August 25, 2014
Yasuhiro Tsume, Research Scientist in Dr. Gordon Amidon’s lab, presents his poster to a conference participant.

In August, the College hosted its first annual In Vivo Predictive Dissolution Conference, bringing together experts from around the globe with representatives from academia, industry, and government in the fields of clinical science, engineering and basic science. This wide-ranging group of thought leaders presented on the state of current research in biopredictive dissolution science and methodology.
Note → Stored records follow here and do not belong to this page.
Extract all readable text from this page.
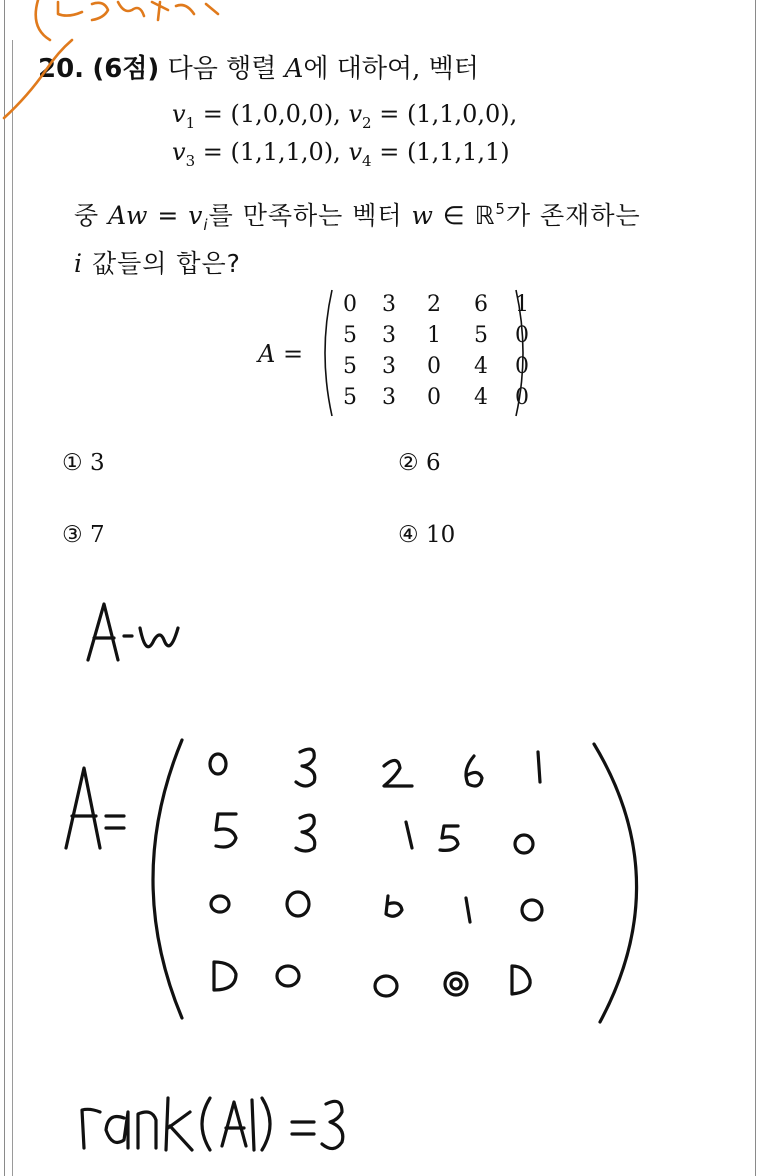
20. (6점) 다음 행렬 A에 대하여, 벡터
$v_1 = (1,0,0,0)$, $v_2 = (1,1,0,0)$,
$v_3 = (1,1,1,0)$, $v_4 = (1,1,1,1)$
중 $Aw = v_i$를 만족하는 벡터 w ∈ ℝ$^5$가 존재하는
i 값들의 합은?
A =
0	3	2	6	1
5	3	1	5	0
5	3	0	4	0
5	3	0	4	0
① 3	② 6
③ 7	④ 10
According to Dr. Gordon Amidon, “The starting point for in vitro methodology development is consideration of the in vivo gastrointestinal environment. This includes GI motility and transit; shear rates and hydrodynamics; fluid volumes, properties and composition; and spreading of drug along the absorbing surface area as well as drug and dosage form variables determining drug product transit, drug release, and presentation to the intestinal membrane.”

Dr. Amidon’s aspirations for the conference extend beyond presentation of current research. His vision for this unique meeting of experts and participants was the development of a white paper on the research needed to modernize regulatory standards and inform future regulations. Dr. Amidon believes this collaborative effort will provide a platform for optimizing and monitoring the oral drug product performance field over the next 10-20 years.

This conference highlighted current, highly active areas of research and future research needs for the development of in vivo predictive dissolution (IPD) methodologies for oral immediate release dosage forms. Topics included: dissolution methodologies, gastrointestinal physiology and variables, drug and formulation factors, in vivo predictive media, in silico model development, technology tools, bioavailability, and permeability assessment. Following the conference, speakers participated in break-out sessions to discuss and prioritize future needs and opportunities in the development and extension of IPD methodologies, in vivo predictive media, gastrointestinal variables, and in silico methodology enhancements.

The end result of the conference will be a research “White Paper” pointing out the areas in need of further advances in order to propel the field of pharmaceutical and regulatory science into the 21st century of computational methodology.